Notwithstanding your over-the-top rhetoric, it IS true that the lack of transparency in the "casino" marketplace of deriviatives and similar, unregulated or highly leveraged (how does it sound for the casino to lend you up to 95 to 99 dollars ADDITIONAL for every dollar you "bet?") financial instruments (AKA "chips').
Even better, the "house" gets to set the value of the chips AFTER you (the client) make the bet (transaction post-pricing).
The call for much higher levels of equity capital(owner capital at risk,including shareholders) is more than justified and MUST be reached, sooner, not later. 15 to 20% equity at a minimum, and restrictions on the amount of bets on any one class of investment. Anyone who thinks that banks can't find a way to make money is delusional.
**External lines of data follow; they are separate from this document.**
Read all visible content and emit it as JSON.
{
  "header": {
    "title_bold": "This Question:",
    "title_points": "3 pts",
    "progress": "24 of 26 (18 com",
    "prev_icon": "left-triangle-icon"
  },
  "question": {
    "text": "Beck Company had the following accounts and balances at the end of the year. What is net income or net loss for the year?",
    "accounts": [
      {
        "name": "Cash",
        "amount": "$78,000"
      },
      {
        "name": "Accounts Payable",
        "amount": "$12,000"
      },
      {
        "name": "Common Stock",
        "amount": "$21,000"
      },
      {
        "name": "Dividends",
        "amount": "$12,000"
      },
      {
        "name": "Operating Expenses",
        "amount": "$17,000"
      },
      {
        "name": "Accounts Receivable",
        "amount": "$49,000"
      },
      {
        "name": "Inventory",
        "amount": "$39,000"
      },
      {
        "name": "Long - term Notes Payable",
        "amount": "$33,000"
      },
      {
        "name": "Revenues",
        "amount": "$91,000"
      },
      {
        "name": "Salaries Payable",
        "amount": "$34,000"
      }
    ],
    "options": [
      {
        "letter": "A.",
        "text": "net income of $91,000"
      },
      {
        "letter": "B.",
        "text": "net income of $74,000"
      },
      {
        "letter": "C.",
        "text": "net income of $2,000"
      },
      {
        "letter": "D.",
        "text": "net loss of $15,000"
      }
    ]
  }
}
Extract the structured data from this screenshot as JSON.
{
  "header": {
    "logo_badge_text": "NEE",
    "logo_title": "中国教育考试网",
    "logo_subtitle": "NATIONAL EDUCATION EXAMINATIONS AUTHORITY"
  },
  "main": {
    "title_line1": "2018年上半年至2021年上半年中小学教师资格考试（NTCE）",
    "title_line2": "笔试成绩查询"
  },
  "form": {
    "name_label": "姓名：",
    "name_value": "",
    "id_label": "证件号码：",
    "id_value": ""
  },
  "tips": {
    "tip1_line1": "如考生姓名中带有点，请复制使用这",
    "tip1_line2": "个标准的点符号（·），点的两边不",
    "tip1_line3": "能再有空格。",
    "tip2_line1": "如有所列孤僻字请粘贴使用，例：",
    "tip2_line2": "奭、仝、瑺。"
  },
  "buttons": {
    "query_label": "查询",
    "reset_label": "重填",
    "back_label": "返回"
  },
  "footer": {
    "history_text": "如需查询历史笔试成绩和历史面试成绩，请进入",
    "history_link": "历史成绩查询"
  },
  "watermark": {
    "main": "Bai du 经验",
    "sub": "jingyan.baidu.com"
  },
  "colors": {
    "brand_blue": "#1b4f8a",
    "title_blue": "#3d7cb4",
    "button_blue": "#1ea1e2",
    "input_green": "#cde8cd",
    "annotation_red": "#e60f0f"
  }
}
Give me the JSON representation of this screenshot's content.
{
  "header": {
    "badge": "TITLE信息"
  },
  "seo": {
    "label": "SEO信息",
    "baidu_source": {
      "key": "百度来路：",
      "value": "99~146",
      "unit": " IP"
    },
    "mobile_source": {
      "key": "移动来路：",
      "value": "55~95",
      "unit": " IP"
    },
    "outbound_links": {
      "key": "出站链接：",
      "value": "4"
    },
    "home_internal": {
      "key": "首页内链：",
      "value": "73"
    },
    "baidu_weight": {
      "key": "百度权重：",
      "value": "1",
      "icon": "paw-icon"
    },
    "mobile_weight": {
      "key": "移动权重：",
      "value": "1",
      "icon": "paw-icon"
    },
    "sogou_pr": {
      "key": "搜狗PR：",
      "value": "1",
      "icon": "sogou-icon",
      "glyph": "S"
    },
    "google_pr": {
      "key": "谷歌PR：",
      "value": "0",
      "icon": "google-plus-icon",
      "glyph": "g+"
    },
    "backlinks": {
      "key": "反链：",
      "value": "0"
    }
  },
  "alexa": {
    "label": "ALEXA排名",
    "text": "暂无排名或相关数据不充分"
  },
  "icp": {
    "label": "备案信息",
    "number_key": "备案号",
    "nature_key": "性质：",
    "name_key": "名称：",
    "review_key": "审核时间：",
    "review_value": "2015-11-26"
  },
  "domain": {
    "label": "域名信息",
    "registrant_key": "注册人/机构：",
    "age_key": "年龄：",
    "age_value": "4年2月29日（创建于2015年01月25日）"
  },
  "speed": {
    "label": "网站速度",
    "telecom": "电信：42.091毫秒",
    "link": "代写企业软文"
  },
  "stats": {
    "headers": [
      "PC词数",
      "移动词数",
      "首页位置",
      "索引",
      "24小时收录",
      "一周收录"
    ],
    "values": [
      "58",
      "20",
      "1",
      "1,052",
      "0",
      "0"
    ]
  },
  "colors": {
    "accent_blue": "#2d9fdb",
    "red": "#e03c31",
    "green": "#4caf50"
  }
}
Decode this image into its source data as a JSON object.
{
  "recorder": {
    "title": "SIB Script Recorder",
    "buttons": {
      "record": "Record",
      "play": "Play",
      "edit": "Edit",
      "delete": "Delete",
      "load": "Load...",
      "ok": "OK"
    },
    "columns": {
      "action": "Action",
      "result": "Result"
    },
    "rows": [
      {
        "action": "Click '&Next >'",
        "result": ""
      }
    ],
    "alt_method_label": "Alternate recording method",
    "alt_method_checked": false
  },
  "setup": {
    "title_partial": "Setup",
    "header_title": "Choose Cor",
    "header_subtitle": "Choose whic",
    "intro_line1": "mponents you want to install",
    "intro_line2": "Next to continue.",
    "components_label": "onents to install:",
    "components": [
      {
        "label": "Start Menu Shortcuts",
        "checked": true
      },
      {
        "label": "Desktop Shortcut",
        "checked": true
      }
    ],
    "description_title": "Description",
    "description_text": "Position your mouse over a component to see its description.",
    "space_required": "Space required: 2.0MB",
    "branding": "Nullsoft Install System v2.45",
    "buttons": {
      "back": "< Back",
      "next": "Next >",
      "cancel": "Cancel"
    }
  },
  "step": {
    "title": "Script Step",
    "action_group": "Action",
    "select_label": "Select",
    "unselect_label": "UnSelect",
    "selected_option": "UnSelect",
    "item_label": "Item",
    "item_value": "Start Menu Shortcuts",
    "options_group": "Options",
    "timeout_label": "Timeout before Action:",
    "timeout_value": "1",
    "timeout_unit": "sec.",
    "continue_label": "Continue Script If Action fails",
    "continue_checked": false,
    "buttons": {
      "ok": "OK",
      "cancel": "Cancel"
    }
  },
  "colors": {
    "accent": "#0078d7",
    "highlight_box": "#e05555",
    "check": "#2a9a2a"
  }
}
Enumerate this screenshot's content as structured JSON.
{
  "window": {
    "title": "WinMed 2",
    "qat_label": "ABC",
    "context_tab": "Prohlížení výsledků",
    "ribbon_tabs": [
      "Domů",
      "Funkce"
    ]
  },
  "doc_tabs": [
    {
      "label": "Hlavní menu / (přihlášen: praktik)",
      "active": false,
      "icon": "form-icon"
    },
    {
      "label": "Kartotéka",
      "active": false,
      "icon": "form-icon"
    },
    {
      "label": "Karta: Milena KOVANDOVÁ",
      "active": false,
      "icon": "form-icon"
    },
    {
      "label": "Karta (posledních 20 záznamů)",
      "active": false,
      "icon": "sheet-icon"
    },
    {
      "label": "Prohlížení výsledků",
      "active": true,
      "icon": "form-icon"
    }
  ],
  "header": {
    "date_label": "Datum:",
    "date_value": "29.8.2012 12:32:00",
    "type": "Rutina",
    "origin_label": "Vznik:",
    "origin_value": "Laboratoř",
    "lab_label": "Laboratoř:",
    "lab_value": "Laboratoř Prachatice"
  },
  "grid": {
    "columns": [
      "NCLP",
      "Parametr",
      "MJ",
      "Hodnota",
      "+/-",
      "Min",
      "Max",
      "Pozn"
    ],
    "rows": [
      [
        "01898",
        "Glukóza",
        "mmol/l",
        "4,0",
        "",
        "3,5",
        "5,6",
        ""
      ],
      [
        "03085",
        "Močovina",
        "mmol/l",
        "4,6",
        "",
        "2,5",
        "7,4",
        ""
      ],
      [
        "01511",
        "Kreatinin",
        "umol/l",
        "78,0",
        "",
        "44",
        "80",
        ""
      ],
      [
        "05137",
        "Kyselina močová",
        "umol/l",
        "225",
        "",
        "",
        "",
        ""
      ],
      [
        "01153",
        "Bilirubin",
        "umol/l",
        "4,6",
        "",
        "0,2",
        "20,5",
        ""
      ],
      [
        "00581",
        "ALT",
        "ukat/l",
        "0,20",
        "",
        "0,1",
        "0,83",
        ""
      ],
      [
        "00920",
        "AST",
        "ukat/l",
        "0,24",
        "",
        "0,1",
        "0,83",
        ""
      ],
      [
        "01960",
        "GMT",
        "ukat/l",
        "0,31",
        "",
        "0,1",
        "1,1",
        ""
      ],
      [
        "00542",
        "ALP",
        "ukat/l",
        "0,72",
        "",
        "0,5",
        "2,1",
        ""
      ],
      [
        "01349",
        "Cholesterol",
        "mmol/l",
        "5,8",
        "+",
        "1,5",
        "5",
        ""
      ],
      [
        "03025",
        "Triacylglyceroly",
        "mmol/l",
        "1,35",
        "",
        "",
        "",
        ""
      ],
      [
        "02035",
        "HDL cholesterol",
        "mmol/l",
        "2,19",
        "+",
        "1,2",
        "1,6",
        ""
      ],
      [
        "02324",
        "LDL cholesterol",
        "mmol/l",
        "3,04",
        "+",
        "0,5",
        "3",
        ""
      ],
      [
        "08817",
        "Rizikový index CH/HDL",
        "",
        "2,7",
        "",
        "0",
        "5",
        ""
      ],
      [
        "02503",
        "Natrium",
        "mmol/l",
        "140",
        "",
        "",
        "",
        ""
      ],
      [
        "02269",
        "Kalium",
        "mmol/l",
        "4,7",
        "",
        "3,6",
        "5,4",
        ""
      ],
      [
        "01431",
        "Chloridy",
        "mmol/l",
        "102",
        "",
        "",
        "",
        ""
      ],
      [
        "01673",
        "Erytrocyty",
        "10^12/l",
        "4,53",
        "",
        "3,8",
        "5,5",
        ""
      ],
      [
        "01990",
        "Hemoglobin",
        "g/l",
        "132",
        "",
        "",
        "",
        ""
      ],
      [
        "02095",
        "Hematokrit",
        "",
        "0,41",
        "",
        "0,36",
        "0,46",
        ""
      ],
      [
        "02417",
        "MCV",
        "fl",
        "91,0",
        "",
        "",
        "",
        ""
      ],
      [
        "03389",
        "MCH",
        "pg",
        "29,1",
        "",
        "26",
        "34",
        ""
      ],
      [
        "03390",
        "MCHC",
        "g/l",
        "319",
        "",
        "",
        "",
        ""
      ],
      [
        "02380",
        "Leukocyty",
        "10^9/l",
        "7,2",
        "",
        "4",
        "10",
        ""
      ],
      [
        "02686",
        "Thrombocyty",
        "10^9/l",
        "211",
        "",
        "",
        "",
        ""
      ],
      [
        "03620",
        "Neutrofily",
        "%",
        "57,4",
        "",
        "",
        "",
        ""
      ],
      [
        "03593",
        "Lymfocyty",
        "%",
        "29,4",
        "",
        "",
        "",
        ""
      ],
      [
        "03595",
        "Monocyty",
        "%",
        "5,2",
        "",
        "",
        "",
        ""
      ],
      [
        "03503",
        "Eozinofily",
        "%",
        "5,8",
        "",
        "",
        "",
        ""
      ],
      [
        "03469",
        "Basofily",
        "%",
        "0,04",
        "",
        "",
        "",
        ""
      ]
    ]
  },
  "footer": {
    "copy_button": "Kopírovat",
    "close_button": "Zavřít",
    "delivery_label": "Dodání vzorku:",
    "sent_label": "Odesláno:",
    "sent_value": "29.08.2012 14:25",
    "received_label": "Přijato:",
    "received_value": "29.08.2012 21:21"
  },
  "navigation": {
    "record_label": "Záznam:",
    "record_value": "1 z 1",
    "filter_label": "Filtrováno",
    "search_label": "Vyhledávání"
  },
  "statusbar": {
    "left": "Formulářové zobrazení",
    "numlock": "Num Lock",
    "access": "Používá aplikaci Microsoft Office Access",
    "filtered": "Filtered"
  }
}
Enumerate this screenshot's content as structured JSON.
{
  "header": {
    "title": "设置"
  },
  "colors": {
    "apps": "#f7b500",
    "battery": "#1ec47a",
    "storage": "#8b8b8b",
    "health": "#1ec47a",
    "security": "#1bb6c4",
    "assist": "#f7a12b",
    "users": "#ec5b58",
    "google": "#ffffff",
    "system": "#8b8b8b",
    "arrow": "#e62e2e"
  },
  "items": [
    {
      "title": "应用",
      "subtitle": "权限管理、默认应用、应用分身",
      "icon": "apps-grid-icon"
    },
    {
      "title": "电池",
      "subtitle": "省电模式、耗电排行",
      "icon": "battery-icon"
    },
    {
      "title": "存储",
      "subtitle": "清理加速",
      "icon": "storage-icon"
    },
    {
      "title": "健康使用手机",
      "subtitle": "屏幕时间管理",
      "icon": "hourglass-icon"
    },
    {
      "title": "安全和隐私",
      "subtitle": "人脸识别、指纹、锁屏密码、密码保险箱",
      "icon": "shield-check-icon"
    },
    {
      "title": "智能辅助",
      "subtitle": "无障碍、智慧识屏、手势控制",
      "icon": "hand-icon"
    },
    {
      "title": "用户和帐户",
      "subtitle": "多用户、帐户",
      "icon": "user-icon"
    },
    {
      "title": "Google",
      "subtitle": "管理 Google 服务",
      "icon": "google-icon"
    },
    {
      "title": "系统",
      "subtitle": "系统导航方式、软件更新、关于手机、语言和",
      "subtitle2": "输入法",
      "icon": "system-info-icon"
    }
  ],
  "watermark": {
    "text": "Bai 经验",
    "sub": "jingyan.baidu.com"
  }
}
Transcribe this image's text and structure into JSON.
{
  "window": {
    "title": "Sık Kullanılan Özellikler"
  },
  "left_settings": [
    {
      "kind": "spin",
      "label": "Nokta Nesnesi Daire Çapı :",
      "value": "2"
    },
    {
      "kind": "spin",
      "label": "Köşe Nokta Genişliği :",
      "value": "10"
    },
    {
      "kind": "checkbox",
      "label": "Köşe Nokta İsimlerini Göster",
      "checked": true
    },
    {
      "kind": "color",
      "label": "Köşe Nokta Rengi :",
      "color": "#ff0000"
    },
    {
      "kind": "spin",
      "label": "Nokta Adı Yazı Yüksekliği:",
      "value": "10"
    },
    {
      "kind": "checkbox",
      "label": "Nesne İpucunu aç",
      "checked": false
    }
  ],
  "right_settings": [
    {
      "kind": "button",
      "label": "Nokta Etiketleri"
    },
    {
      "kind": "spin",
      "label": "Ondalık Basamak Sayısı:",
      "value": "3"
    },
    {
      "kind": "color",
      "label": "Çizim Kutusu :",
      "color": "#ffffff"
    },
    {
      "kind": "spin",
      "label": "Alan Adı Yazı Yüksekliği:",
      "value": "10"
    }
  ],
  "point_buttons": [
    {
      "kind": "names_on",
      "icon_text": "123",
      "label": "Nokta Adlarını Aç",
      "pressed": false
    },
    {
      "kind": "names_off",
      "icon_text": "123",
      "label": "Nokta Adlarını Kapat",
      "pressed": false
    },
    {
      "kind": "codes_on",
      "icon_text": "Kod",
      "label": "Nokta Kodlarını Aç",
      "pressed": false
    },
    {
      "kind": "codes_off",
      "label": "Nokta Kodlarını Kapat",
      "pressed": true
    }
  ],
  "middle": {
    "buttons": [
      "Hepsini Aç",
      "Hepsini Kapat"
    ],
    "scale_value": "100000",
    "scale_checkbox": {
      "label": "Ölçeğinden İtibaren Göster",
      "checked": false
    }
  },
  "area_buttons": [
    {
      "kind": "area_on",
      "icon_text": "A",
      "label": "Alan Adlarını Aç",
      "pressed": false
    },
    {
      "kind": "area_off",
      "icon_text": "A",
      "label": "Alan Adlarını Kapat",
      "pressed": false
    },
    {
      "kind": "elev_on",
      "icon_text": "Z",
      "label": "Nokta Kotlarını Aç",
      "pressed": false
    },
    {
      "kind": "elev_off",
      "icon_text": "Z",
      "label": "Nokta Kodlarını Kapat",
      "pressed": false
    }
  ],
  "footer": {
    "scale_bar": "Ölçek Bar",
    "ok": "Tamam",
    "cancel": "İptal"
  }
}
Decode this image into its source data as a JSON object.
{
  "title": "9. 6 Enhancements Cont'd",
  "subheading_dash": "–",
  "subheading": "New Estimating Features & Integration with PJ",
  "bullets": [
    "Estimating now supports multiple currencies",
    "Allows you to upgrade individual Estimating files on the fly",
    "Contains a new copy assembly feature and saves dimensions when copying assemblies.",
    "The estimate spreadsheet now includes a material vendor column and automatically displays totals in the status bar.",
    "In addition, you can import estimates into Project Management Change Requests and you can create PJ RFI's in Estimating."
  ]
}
The problem isn't that they want to make money-that's normal, expected, desired-it's that they want to "bet the farm on leveraged investing, using unregulated products that aren't subject to the same rules as other financial transactions.
Take Derivatives; there are at any given moment 600Trillion (that's Trillion with a big "T" folks!) outstanding; ten times the total world Gross Product! In the game of musical financial chairs, with the largest financial institutions betting your future every minute on the continuing viability of a virtually unregulated marketplace, nothing in the way of exchanges and related rules!
Equity in financial institutions must be increased to 15%-20%. Investment banking and hedging operations must be separated from banking.